A Sykesville woman has filed suit against a Sykesville grocery store for injuries she claims she sustained when she slipped on a puddle of melted frozen yogurt.
Barbara A. Vetters of Bethway Drive said she was shopping in Martin's Grocery Store in the Freedom Village Shopping Center on May 15, 1989, when she noticed that a stocker was eating frozen yogurt while filling the shelves.
As she passed a frozen yogurt machine at the end of the aisle, she slipped on some melted dessert and was "seriously, painfully and permanently injured" in the spine, neck and head, the suit says.
The suit contends she has continued to suffer nearly three years after her fall and that the store was "reckless, careless and negligent" for not cleaning up the mess and warning customers that the area was slippery.
The official ballot count is final in Aberdeen's first election for a mayor, and Ruth Elliott has won by a close margin.
The spirited race between Mrs. Elliott and George J. Englesson, both town board members for many years, drew strong public interest in Tuesday's voting.

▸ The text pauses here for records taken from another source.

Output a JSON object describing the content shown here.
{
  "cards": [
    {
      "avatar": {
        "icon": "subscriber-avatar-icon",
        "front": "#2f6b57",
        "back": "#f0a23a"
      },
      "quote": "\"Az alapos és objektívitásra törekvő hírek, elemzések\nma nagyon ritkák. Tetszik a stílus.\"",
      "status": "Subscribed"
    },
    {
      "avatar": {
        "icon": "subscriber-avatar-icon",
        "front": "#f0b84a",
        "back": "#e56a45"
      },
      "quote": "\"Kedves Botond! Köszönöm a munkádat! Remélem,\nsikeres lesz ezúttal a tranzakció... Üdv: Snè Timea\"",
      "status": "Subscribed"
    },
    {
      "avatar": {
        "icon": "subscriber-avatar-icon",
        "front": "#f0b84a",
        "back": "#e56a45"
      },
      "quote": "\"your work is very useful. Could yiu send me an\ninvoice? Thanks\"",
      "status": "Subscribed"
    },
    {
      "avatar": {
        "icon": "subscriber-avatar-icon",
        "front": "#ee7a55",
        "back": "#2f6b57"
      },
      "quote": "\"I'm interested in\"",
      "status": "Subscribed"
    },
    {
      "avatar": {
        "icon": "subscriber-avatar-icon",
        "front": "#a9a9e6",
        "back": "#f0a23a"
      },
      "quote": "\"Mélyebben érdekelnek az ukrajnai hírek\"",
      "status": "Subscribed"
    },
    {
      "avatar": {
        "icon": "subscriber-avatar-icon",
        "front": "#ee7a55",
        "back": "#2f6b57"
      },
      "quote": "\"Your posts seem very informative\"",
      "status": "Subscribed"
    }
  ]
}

Mrs. Elliott received 960 votes, 48 more than Mr. Englesson.
The mayor will act as liaison between the town administrator and the council, and will have authority to hire and fire heads of departments and propose a budget. The council will approve the mayor's personnel decisions and budget proposal.
In the race for two open City Council seats in the non-partisan election, the winners were: Chuck Boutin, a lawyer and a former Harford County school board president, with 782 votes, and G. DeWayne Curry, a Realtor, with 770 votes, according to the Aberdeen Board of Election Supervisors.